Two of the Philadelphia region’s leading pediatric urologists agree that while research does show potential health benefits to circumcision, most of those risks can be reduced or even eliminated through steps like practicing safe sex, good hygiene, and vaccinations against HPV.

“Neonatal circumcision does not need to be done to be healthy,” said T. Ernesto Figueroa, pediatric urology division chief for Nemours/Alfred I. duPont Hospital for Children. “Men can live perfectly healthy lives if they’re not circumcised as long as the foreskin is managed and they follow precautions.”

Figueroa said he tries to give parents balanced information and respect their beliefs and preferences.

One concern about circumcision Figueroa said he often needs to address is pain. Measures like local numbing or pain-blocking medication, the presence of a parent, sugar water, and a quiet room are used to make the experience more comfortable.

“When we do that, at least in our experience, three out of four boys sleep through the procedure,” Figueroa said.

Comfort measures have also been adopted by Abington Hospital, one of the region’s busiest birthing sites, in its Newborn Circumcision Quality Initiative, according to St. Christopher’s Dean, who has been involved in the program’s implementation with his private practice group, Urologists for Children.

Another part of that effort is having newborn circumcisions done only by urologists, he said, to avoid improperly performed procedures.

Dean didn’t discount opponents’ contention that the tissue removed in circumcision can mean the loss of some sexual sensation.
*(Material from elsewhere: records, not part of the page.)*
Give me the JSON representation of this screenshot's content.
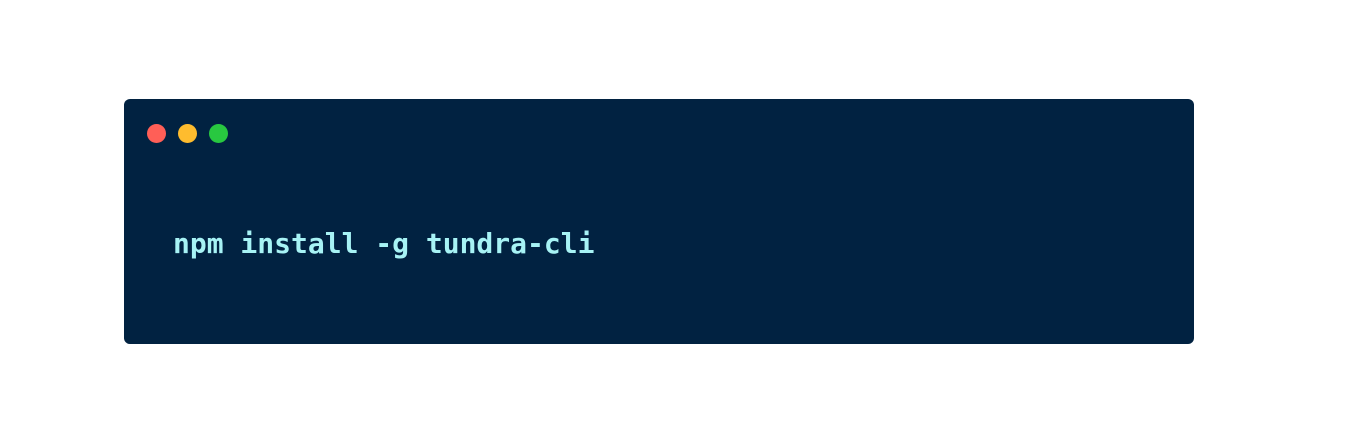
{
  "terminal": {
    "background": "#012241",
    "command": "npm install -g tundra-cli",
    "command_color": "#A7F3F5",
    "window_controls": [
      {
        "icon": "close-dot-icon",
        "color": "#FF5F57"
      },
      {
        "icon": "minimize-dot-icon",
        "color": "#FEBC2E"
      },
      {
        "icon": "maximize-dot-icon",
        "color": "#28C840"
      }
    ]
  }
}
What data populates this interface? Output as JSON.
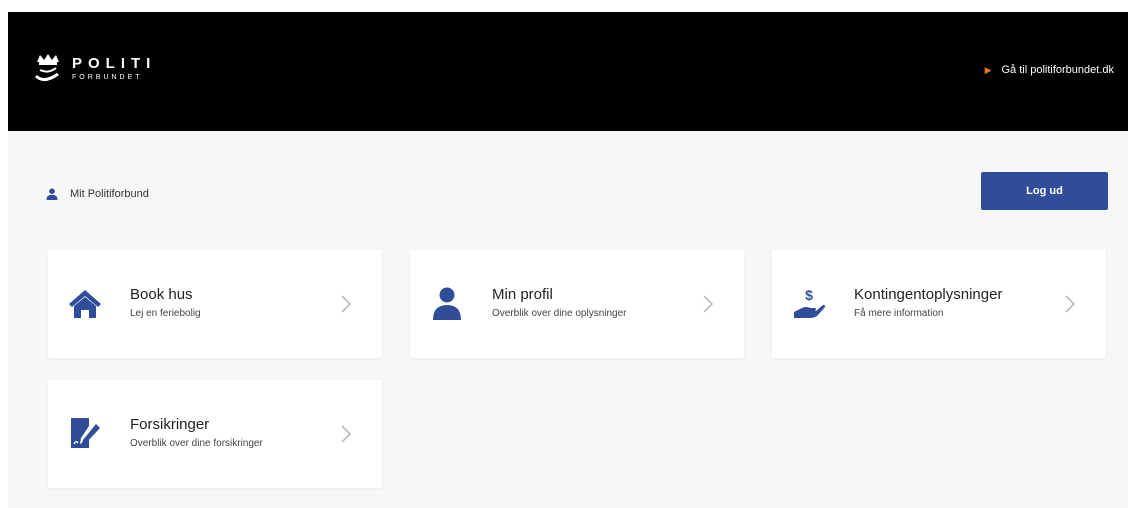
{
  "header": {
    "logo_line1": "POLITI",
    "logo_line2": "FORBUNDET",
    "external_link": "Gå til politiforbundet.dk"
  },
  "user": {
    "label": "Mit Politiforbund",
    "logout_label": "Log ud"
  },
  "cards": [
    {
      "title": "Book hus",
      "subtitle": "Lej en feriebolig",
      "icon": "house-icon"
    },
    {
      "title": "Min profil",
      "subtitle": "Overblik over dine oplysninger",
      "icon": "person-icon"
    },
    {
      "title": "Kontingentoplysninger",
      "subtitle": "Få mere information",
      "icon": "hand-dollar-icon"
    },
    {
      "title": "Forsikringer",
      "subtitle": "Overblik over dine forsikringer",
      "icon": "document-pen-icon"
    }
  ],
  "colors": {
    "header_bg": "#000000",
    "accent_blue": "#2f4d99",
    "link_arrow": "#e8731a",
    "page_bg": "#f7f7f7",
    "chevron": "#bbbbbb"
  }
}
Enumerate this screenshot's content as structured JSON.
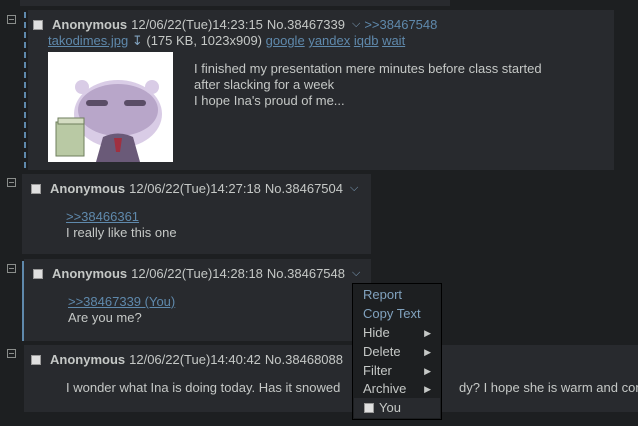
{
  "posts": [
    {
      "name": "Anonymous",
      "datetime": "12/06/22(Tue)14:23:15",
      "number": "No.38467339",
      "reply_link": ">>38467548",
      "file": {
        "name": "takodimes.jpg",
        "meta": "(175 KB, 1023x909)",
        "search": [
          "google",
          "yandex",
          "iqdb",
          "wait"
        ]
      },
      "lines": [
        "I finished my presentation mere minutes before class started",
        "after slacking for a week",
        "I hope Ina's proud of me..."
      ]
    },
    {
      "name": "Anonymous",
      "datetime": "12/06/22(Tue)14:27:18",
      "number": "No.38467504",
      "quote": ">>38466361",
      "lines": [
        "I really like this one"
      ]
    },
    {
      "name": "Anonymous",
      "datetime": "12/06/22(Tue)14:28:18",
      "number": "No.38467548",
      "quote": ">>38467339 (You)",
      "lines": [
        "Are you me?"
      ]
    },
    {
      "name": "Anonymous",
      "datetime": "12/06/22(Tue)14:40:42",
      "number": "No.38468088",
      "lines": [
        "I wonder what Ina is doing today. Has it snowed",
        "dy? I hope she is warm and com"
      ]
    }
  ],
  "menu": {
    "items": [
      "Report",
      "Copy Text",
      "Hide",
      "Delete",
      "Filter",
      "Archive"
    ],
    "you_label": "You"
  },
  "icons": {
    "chevron": "⌵",
    "download": "download-icon",
    "submenu": "▶"
  }
}
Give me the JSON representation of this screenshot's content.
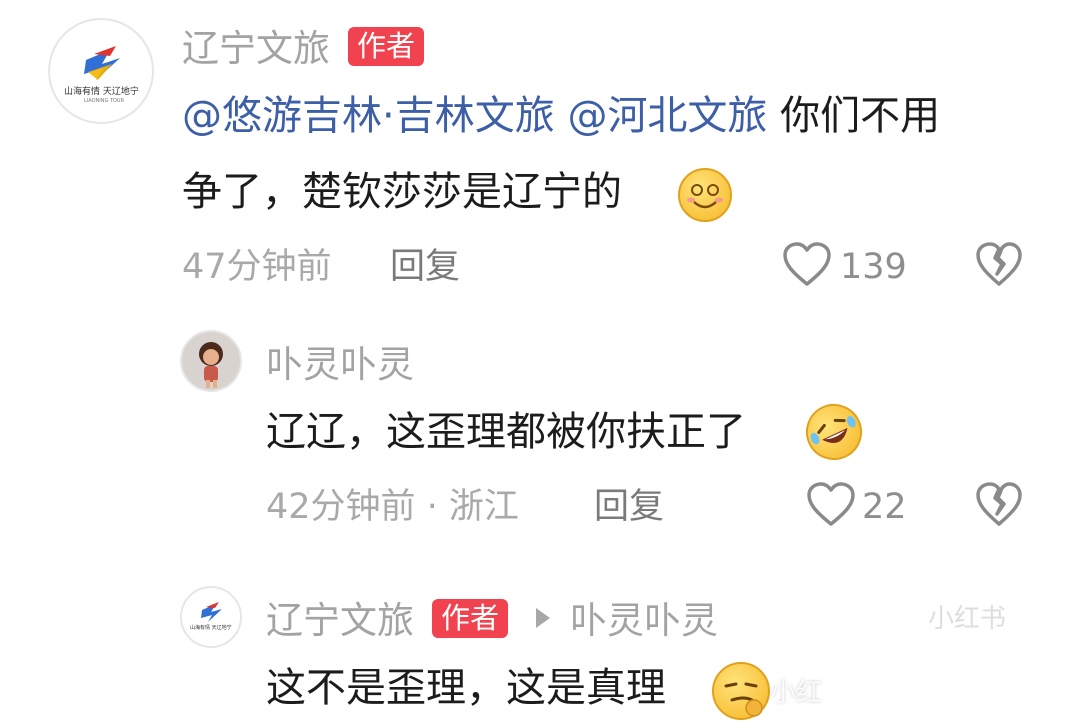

However, he added, there is no scientific evidence of widespread sexual dysfunction or sexual dissatisfaction due to circumcisions.

“I think the biggest thing is to give families as much education as they want,” Dean said, “and then make sure, if [circumcision] does get done, that it gets done well.”

Meanwhile, at Open Space Studio in Northern Liberties (1014 N. Marshall St.), opposition to nonconsensual circumcision will be on display through the works of Aiello until June 14.

Aiello, 55, said he was circumcised as an adult to deal with a health need.

“Through my experience, I have realized this is a surgery that can only be done to adults who consent and only for medical reasons,” said Aiello, who considers neonatal circumcision a human-rights violation.

The artist interviewed 50 men to help him inform and create his installation. That experience also inspired him to found Foregen, a medical nonprofit exploring the possibility of regenerating foreskin. That work is still in the early stages, but this month, the outrage of the men he interviewed will be given a voice through art.

Said Aiello: “These men are not alone anymore.”